日本政府が昨年10月から運用しているクラウドサーバーに対して「日本のIT企業は米企業に太刀打ちできないことがはっきりした。しかも怖いのは日本の政府などの情報が米国に漏れるリスクが高まったことだ」とIT業界関係者の声が強くなっている。
このクラウドサーバーに集まる情報は全府省や国会、裁判所などに加えて自治体までが含まれる。担当する総務省行政管理局はこれを政府共通プラットフォーム(PF)と名付けている。
AWSが手掛ける
なぜ日本のPFから米国に情報が漏れる可能性があるのと言えば、米アマゾン・ドット・コム、アマゾンジャパンの子会社であるアマゾン・ウエブ・サービス(AWS)の日本法人(AWSジャパン)がPFを手がけているからだ。
駒沢大学名誉教授の福家秀紀さん(情報メディア産業論・博士)がこう解説する。
「PFは運用コストの削減やセキュリティ強化を目的に2013年3月から第一期の運用が開始されている。第一期は日本の大手IT各社が受注した。5年後の18年にさらなる運用コストの大幅削減、整備・運用の効率化などをめざし政府は、情報システムにおいてクラウドサービスを利用することを基本方針と定めた。これが第二期整備計画のスタート。
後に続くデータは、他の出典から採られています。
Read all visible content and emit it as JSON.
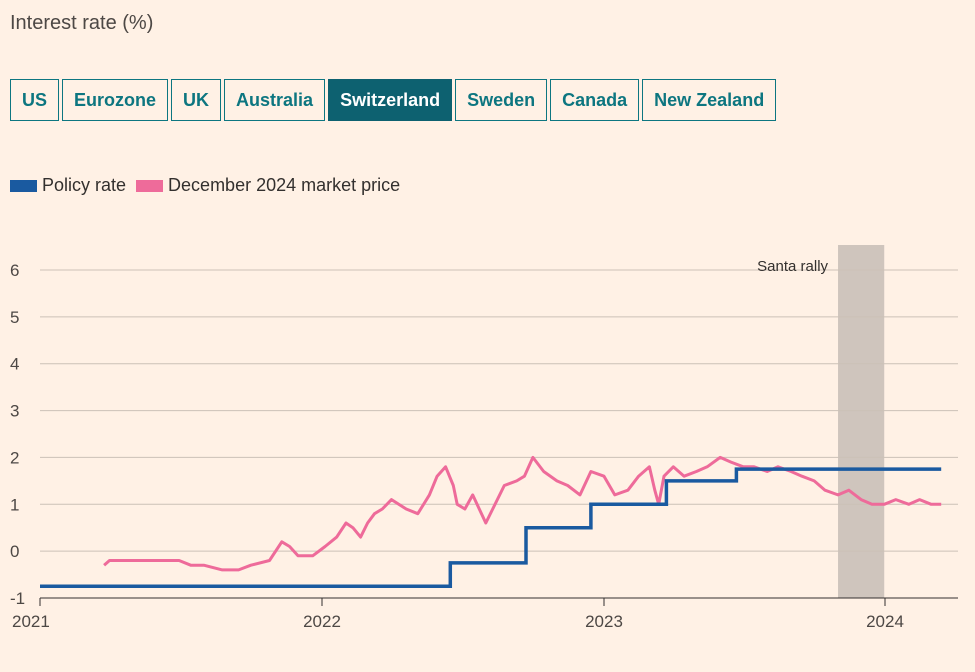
{
  "header": {
    "title": "Interest rate (%)"
  },
  "tabs": [
    {
      "label": "US",
      "active": false
    },
    {
      "label": "Eurozone",
      "active": false
    },
    {
      "label": "UK",
      "active": false
    },
    {
      "label": "Australia",
      "active": false
    },
    {
      "label": "Switzerland",
      "active": true
    },
    {
      "label": "Sweden",
      "active": false
    },
    {
      "label": "Canada",
      "active": false
    },
    {
      "label": "New Zealand",
      "active": false
    }
  ],
  "colors": {
    "accent": "#0d6170",
    "policy": "#1a5aa0",
    "market": "#ee6b9a",
    "shade": "#cfc5bd",
    "background": "#fff1e5"
  },
  "chart_data": {
    "type": "line",
    "title": "Interest rate (%)",
    "xlabel": "",
    "ylabel": "",
    "xlim": [
      "2021-01-01",
      "2024-03-31"
    ],
    "ylim": [
      -1,
      6.5
    ],
    "yticks": [
      -1,
      0,
      1,
      2,
      3,
      4,
      5,
      6
    ],
    "ytick_labels": [
      "-1",
      "0",
      "1",
      "2",
      "3",
      "4",
      "5",
      "6"
    ],
    "xticks": [
      "2021-01-01",
      "2022-01-01",
      "2023-01-01",
      "2024-01-01"
    ],
    "xtick_labels": [
      "2021",
      "2022",
      "2023",
      "2024"
    ],
    "grid": true,
    "legend_position": "top-left",
    "annotations": [
      {
        "text": "Santa rally",
        "x_start": "2023-11-01",
        "x_end": "2023-12-31"
      }
    ],
    "series": [
      {
        "name": "Policy rate",
        "step": true,
        "x": [
          "2021-01-01",
          "2022-06-16",
          "2022-09-22",
          "2022-12-15",
          "2023-03-23",
          "2023-06-22",
          "2024-03-14"
        ],
        "values": [
          -0.75,
          -0.25,
          0.5,
          1.0,
          1.5,
          1.75,
          1.75
        ]
      },
      {
        "name": "December 2024 market price",
        "step": false,
        "x": [
          "2021-03-25",
          "2021-04-01",
          "2021-06-30",
          "2021-07-15",
          "2021-08-01",
          "2021-08-25",
          "2021-09-15",
          "2021-10-01",
          "2021-10-25",
          "2021-11-10",
          "2021-11-20",
          "2021-12-01",
          "2021-12-20",
          "2022-01-05",
          "2022-01-20",
          "2022-02-01",
          "2022-02-10",
          "2022-02-20",
          "2022-03-01",
          "2022-03-10",
          "2022-03-20",
          "2022-04-01",
          "2022-04-20",
          "2022-05-05",
          "2022-05-20",
          "2022-05-30",
          "2022-06-10",
          "2022-06-20",
          "2022-06-25",
          "2022-07-05",
          "2022-07-15",
          "2022-08-01",
          "2022-08-10",
          "2022-08-25",
          "2022-09-10",
          "2022-09-20",
          "2022-10-01",
          "2022-10-15",
          "2022-11-01",
          "2022-11-15",
          "2022-12-01",
          "2022-12-15",
          "2023-01-01",
          "2023-01-15",
          "2023-02-01",
          "2023-02-15",
          "2023-03-01",
          "2023-03-08",
          "2023-03-13",
          "2023-03-20",
          "2023-04-01",
          "2023-04-15",
          "2023-05-01",
          "2023-05-15",
          "2023-06-01",
          "2023-06-15",
          "2023-07-01",
          "2023-07-15",
          "2023-08-01",
          "2023-08-15",
          "2023-09-01",
          "2023-09-15",
          "2023-10-01",
          "2023-10-15",
          "2023-11-01",
          "2023-11-15",
          "2023-12-01",
          "2023-12-15",
          "2023-12-31",
          "2024-01-15",
          "2024-02-01",
          "2024-02-15",
          "2024-03-01",
          "2024-03-14"
        ],
        "values": [
          -0.3,
          -0.2,
          -0.2,
          -0.3,
          -0.3,
          -0.4,
          -0.4,
          -0.3,
          -0.2,
          0.2,
          0.1,
          -0.1,
          -0.1,
          0.1,
          0.3,
          0.6,
          0.5,
          0.3,
          0.6,
          0.8,
          0.9,
          1.1,
          0.9,
          0.8,
          1.2,
          1.6,
          1.8,
          1.4,
          1.0,
          0.9,
          1.2,
          0.6,
          0.9,
          1.4,
          1.5,
          1.6,
          2.0,
          1.7,
          1.5,
          1.4,
          1.2,
          1.7,
          1.6,
          1.2,
          1.3,
          1.6,
          1.8,
          1.3,
          1.0,
          1.6,
          1.8,
          1.6,
          1.7,
          1.8,
          2.0,
          1.9,
          1.8,
          1.8,
          1.7,
          1.8,
          1.7,
          1.6,
          1.5,
          1.3,
          1.2,
          1.3,
          1.1,
          1.0,
          1.0,
          1.1,
          1.0,
          1.1,
          1.0,
          1.0
        ]
      }
    ]
  }
}
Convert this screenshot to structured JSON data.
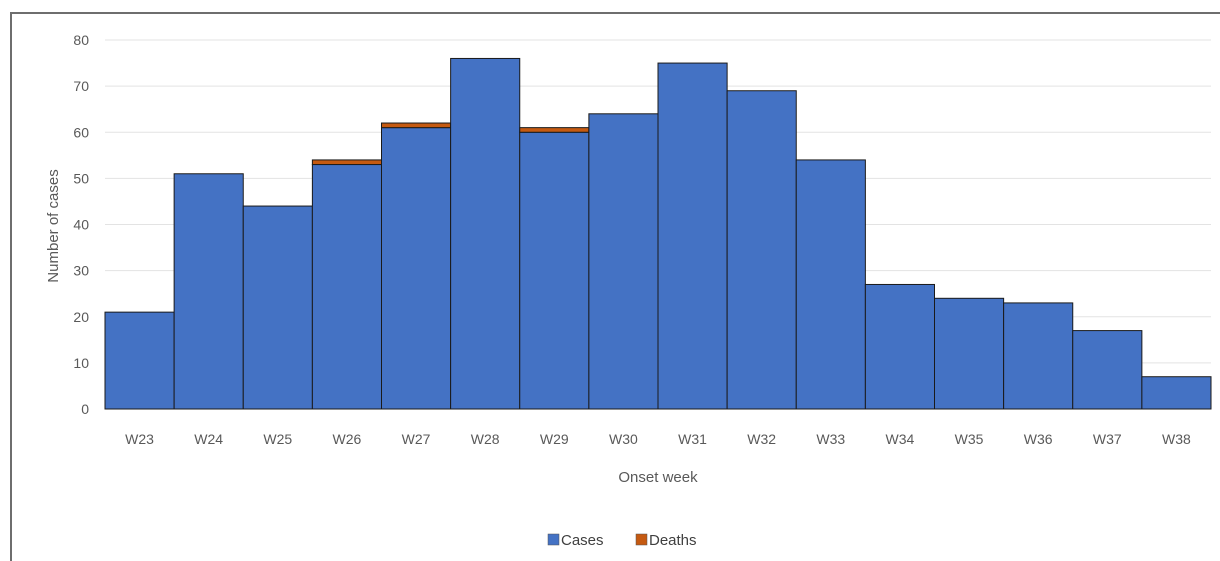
{
  "chart_data": {
    "type": "bar",
    "stacked": true,
    "categories": [
      "W23",
      "W24",
      "W25",
      "W26",
      "W27",
      "W28",
      "W29",
      "W30",
      "W31",
      "W32",
      "W33",
      "W34",
      "W35",
      "W36",
      "W37",
      "W38"
    ],
    "series": [
      {
        "name": "Cases",
        "color": "#4472c4",
        "values": [
          21,
          51,
          44,
          53,
          61,
          76,
          60,
          64,
          75,
          69,
          54,
          27,
          24,
          23,
          17,
          7
        ]
      },
      {
        "name": "Deaths",
        "color": "#c55a11",
        "values": [
          0,
          0,
          0,
          1,
          1,
          0,
          1,
          0,
          0,
          0,
          0,
          0,
          0,
          0,
          0,
          0
        ]
      }
    ],
    "xlabel": "Onset week",
    "ylabel": "Number  of cases",
    "ylim": [
      0,
      80
    ],
    "yticks": [
      0,
      10,
      20,
      30,
      40,
      50,
      60,
      70,
      80
    ],
    "grid": true,
    "legend_position": "bottom"
  }
}
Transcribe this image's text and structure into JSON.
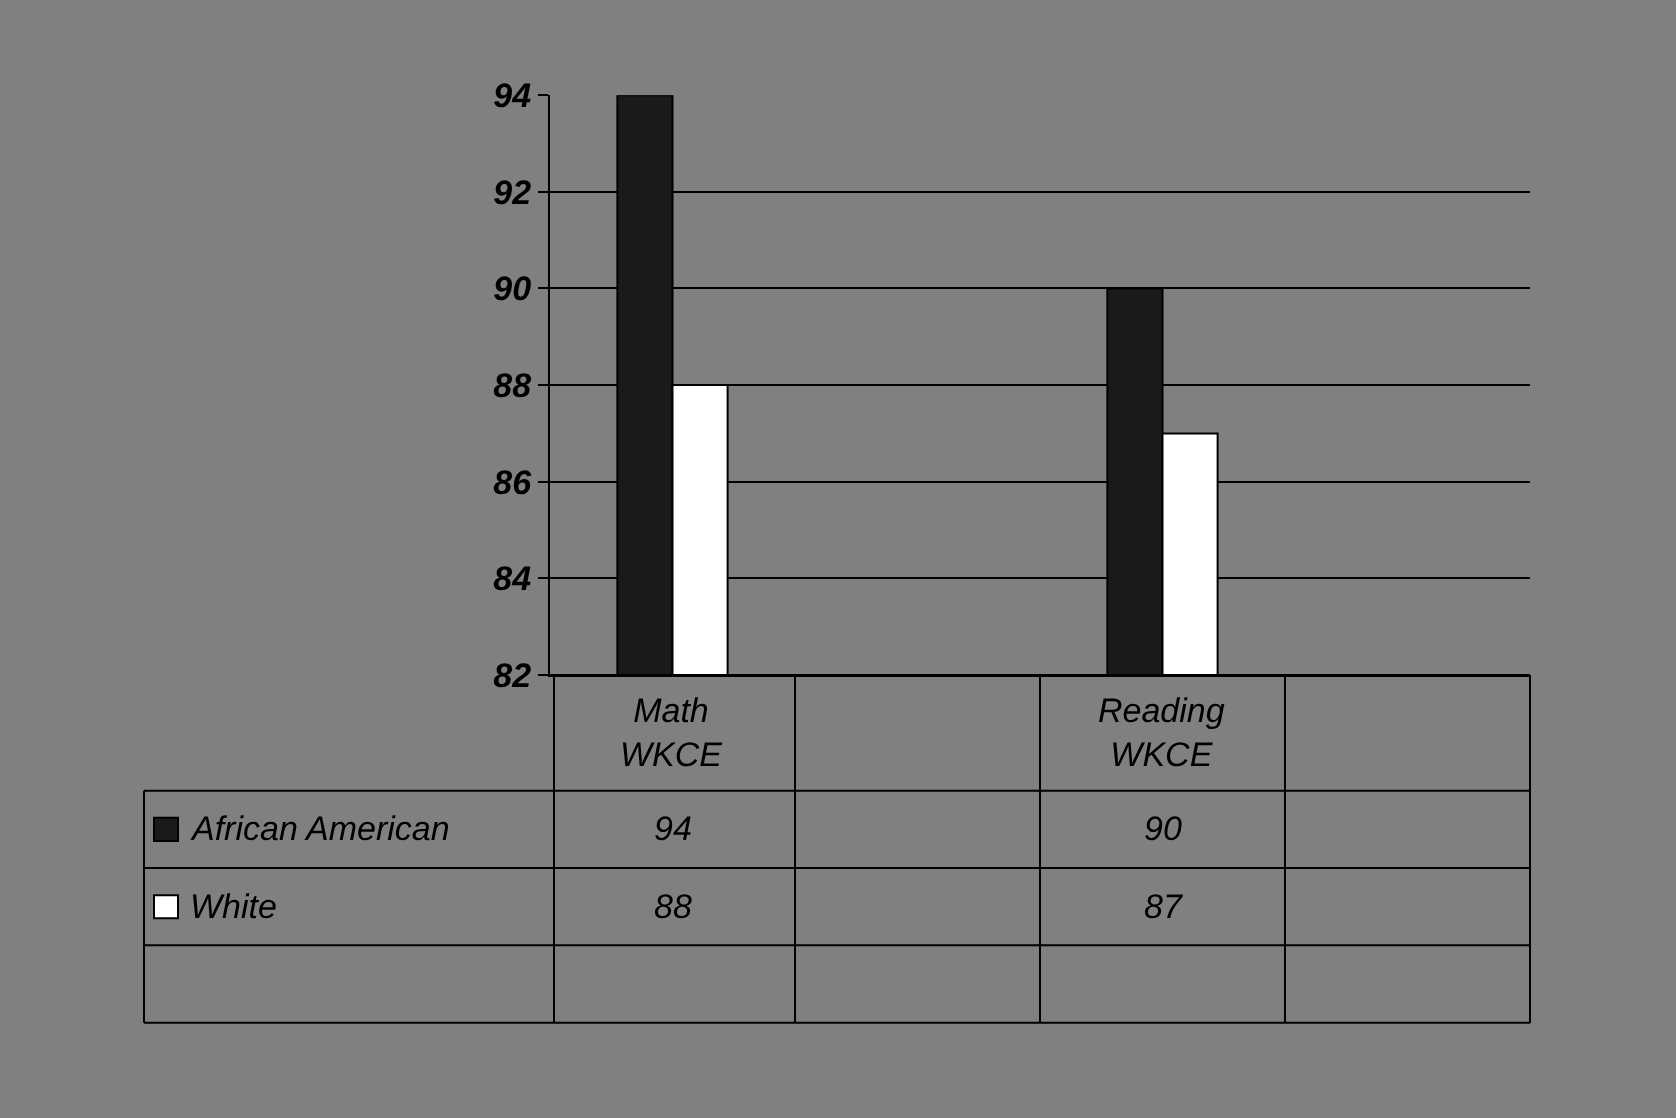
{
  "chart_data": {
    "type": "bar",
    "categories": [
      "Math WKCE",
      null,
      "Reading WKCE",
      null
    ],
    "series": [
      {
        "name": "African American",
        "color": "#1a1a1a",
        "values": [
          94,
          null,
          90,
          null
        ]
      },
      {
        "name": "White",
        "color": "#ffffff",
        "values": [
          88,
          null,
          87,
          null
        ]
      }
    ],
    "ylim": [
      82,
      94
    ],
    "yticks": [
      82,
      84,
      86,
      88,
      90,
      92,
      94
    ],
    "grid": "y",
    "data_labels": true,
    "legend": "bottom left"
  }
}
クラウドサービスとして昨年2月にAWSの採用を当時の高市早苗総務相が表明した。
富士通も手を挙げてサービスを提案したが、案件が大きすぎるという理由で、途中で降りてしまった。ですから競争相手がいなくなったので、AWSジャパンにすんなり決まってしまった」
昨年2月の高市総務相の記者会見では、記者が「アマゾンのAWS採用を前提に制度設計が進んでいるが、海外企業のクラウドを採用することで、データ保護など懸念もあるかと思いますが、どのような対応をとられるのか、検討状況と併せてお願いします」と質問した。
純国産めざしたが
これを受けて高市総務相はこう答えている。
「もともとは『純国産クラウド』を実現できないかと考えており、国内各社のクラウドとの比較・検証も十分行いましたが、AWSはセキュリティ対策も含めて極めて優れていると判断をしました。
安全性につきましては、『ユーザ所有データの所在地は国内とする』、『クラウドサービスは国内から提供』、『データ送受信の常時監視』、『アクセスログの取得』(誰がアクセスしたかを記録)など必要なセキュリティ対策を行います」
大臣は米国への情報漏れを否定する。果たして本当にそうだろうか。「国内サーバーに保存されたデータが密かに米国のサーバーに転送されないという保障はあるのか」と福家さんは指摘する。そして福家さんこう警告する。
「近年クラウドサービスで不正アクセスによる情報流失事故が国内外で多発している。昨年12月の楽天の場合、クラウド側の設定ミスが原因でした。セキュリティに万全を期していても、破られる可能性は否定できないし、人為的なミスもあり得る。アマゾンのサーバーに政府関係の情報が集約されるのはリスクが大き過ぎる。さらに米国政府が日本のデータが欲しいのでクラウドサーバーへのアクセスを米アマゾンに要求したら、アマゾンは拒否できますかね。スノーデンは、米国家安全保障局(NSA)が巨大IT企業などから通信履歴を収集している実態を暴露した。アマゾンも情報を提供している。国内にサーバーが設置されているからと言って安心はできません。情報収集の拠点である在日米軍基地からサーバーに侵入する可能性がある。AWSがそれを見て見ぬふりをする」
情報が漏えいした場合、日本にどんな不利益がもたらされるのだろうか。
「たとえば秘密性の高い経済情報を入手した米国は、対日通商交渉でデータを利用して自国に有利になるよう交渉を進めことが考えられる。米国企業がそれを利用することもあり得るでしょう」(福家さん)
IT業界にも打撃
日本のIT業界も打撃を受ける。クラウド事業市場は成長分野だ。しかし、AWSが政府共通PFでクラウドサービスを担ったことで、アマゾンによる寡占≠ェ進行するかもしれない。そうなれば日本企業の出番がなくなる。たとえあったとしてもサポート役に回る。実際、NECやNTTデータは今回のPFでは支援側に甘んじている。
また、AWSは法人税を支払わないのではないかと危惧されている。
「ソフト使用料を米アマゾンに支払っているから、利益は出ていません。だから法人税は支払えません。こう言い逃れする。アマゾンジャパンは、今までそんなことを言って税金逃れをやってきたからね」(福家さん)
AWSが握ったクラウドサービスは、さまざまな問題が潜んでいるのだ。